His mouth was full of the spice and yellowy seeping warmth of curry
by the time Harris sorted out his beer and deigned to speak again. "What's the
point in saving the world if it's just gonna end again?"
"Dunno." Spike
watched him pick tiredly at his naan and suck beer
from the bottle like it held the meaning of life. "So we can enjoy living in it
in the mean time, I suppose." He took another bite and chewed thoughtfully,
picked an anonymous sprig of dried herb from between his teeth. Unless it was an
over-dried raisin. He flicked it away.
"What if you
don't?"
"Don't?"
"Enjoy it anymore."
"That what all this is
about?"
Harris shrugged and ate another bite of naan. "I thought a lot in Africa."
"You thought,"
Spike said and told himself he was encouraging Harris to talk so he could have a
break from it. Stuff his face with the curry while it was still good and hot.
Let the pillock pull his own conversational weight. It wasn't because he wanted
to know what Harris had to say.
"Marvel at the novelty," Harris said and
took a drink, abandoning the naan to its paper
wrapping. "Got any more of this?"
"No."
"Liar."
Spike
shrugged. "Go on. What'd you think of?"
"Death. Love. Apocalypse." Harris
stared at Spike. If he was waiting for a reply, Spike wasn't going to give him
one. He stuffed his mouth with curry. "Come on, as a member of the undead goth
club you should be proud of me."
Spike shrugged.
Harris picked at
the label on his beer. "Met a demon in Namibia," he said at last.
Spike
choked on a potato. "Hope you killed the sodding bastard."
Harris found
the label of his beer very interesting and read the ingredients. Traced the
blown glass numbers like Braille.
"You didn't kill him?"
"With
what, Spike? My rapier wit?"
"Dunno. Big rock between the eyes might've
done."
"And you know this how?"
"Been around," Spike mumbled.
"Seen things." Got a soul and lived to tell the tale. Should've killed the
two-faced bastard when he had the chance. Spike stabbed an innocent carrot until
it was mush. "What'd he promise you?"
"That my loved ones would be
protected." Harris ran out of label to pick off the bottle and switched to
tearing strips of label into smaller strips.

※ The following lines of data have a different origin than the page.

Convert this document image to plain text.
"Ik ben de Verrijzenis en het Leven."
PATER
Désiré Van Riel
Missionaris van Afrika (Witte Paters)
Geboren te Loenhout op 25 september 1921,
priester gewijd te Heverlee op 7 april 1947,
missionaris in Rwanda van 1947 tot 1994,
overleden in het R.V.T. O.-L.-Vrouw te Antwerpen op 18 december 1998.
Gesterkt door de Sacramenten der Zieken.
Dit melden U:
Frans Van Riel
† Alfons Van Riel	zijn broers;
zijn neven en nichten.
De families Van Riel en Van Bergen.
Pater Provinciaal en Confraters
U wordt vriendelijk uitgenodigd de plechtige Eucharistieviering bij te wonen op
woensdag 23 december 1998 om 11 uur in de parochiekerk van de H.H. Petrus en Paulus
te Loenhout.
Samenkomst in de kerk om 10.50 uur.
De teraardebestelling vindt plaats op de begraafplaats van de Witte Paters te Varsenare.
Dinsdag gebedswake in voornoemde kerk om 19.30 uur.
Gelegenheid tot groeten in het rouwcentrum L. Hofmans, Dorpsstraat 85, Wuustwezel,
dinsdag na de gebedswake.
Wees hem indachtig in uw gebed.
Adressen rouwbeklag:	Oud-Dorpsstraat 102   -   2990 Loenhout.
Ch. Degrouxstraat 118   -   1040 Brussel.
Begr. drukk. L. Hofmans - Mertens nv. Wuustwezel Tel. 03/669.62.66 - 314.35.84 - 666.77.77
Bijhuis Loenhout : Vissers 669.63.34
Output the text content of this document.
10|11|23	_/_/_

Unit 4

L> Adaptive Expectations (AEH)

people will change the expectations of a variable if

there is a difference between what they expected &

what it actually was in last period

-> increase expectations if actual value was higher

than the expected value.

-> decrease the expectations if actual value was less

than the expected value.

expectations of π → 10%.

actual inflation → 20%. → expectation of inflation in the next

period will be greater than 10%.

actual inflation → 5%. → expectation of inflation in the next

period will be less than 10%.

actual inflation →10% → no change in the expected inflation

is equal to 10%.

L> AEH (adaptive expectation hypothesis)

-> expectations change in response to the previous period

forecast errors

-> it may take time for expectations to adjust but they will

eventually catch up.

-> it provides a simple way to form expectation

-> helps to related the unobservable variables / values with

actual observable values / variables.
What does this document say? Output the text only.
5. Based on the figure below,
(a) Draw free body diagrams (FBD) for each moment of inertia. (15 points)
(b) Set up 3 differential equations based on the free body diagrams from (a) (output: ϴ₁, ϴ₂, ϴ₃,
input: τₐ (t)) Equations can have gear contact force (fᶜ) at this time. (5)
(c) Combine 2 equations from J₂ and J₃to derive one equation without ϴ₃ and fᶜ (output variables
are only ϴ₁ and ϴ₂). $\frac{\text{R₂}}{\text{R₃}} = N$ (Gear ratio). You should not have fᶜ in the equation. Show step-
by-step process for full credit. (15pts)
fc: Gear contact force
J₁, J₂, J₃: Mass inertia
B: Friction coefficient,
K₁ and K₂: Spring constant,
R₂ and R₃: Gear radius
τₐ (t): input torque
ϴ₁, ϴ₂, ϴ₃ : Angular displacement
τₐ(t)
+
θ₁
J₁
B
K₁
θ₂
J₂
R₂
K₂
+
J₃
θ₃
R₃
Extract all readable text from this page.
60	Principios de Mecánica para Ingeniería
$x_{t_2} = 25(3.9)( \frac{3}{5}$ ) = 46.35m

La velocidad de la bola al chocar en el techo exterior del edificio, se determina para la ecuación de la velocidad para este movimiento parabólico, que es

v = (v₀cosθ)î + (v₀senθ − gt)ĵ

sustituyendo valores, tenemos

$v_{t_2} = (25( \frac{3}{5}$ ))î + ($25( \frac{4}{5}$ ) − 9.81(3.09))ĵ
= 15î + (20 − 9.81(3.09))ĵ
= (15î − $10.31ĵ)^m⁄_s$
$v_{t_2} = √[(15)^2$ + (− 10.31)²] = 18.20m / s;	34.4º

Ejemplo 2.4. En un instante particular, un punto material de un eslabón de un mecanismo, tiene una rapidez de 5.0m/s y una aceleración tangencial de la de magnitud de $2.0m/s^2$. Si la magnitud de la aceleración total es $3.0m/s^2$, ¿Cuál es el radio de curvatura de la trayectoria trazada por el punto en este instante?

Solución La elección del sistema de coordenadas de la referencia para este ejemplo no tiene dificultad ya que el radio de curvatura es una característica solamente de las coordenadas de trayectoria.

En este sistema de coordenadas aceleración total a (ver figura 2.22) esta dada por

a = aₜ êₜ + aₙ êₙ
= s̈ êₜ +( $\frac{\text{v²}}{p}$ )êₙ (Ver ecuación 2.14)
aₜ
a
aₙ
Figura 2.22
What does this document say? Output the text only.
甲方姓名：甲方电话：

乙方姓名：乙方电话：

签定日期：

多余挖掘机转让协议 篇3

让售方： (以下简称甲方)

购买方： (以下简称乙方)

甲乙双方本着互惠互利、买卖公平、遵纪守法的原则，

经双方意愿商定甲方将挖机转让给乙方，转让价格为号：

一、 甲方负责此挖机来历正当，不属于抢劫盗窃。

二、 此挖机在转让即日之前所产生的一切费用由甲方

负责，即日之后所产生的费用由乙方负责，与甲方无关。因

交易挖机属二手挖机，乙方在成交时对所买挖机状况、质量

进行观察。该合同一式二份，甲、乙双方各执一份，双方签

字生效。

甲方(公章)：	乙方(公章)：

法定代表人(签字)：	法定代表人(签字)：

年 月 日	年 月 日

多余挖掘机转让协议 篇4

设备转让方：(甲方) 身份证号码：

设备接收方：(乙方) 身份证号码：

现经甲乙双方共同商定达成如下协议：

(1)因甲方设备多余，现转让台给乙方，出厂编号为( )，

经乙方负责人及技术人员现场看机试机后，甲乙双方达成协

Spike's gut clenched around
the curry and he gripped the fork until it shattered in his palm. "That's not a
small wish. What'd you promise him?"
Steady sssht sssht of
ripping paper.
"My life."
"You're not dead, Harris," Spike said
and regretted it as soon as Harris pinned him to his chair with a withering
look.
"Kinda noticed, Spike." Xander downshifted his glare to the pile of
metallic confetti on the comforter.
"He's not a welsher. Tricky bastard, well yeah. But he keeps his
word."
"My word. I figured it out."
"Come again?"
"He
keeps...my word. When I made the wish, I said I just want to see my friends
happy. Safe. Just for once."
"Oh you stupid
sod."
"So I guess...I'm gonna see them. Buffy, Willow, Giles, Dawn. Once.
And they're gonna be happy."
"To see you home, you
git!"
Harris nodded as if he hadn't heard Spike speak. Or wasn't
listening. "And then I'm gonna be dead."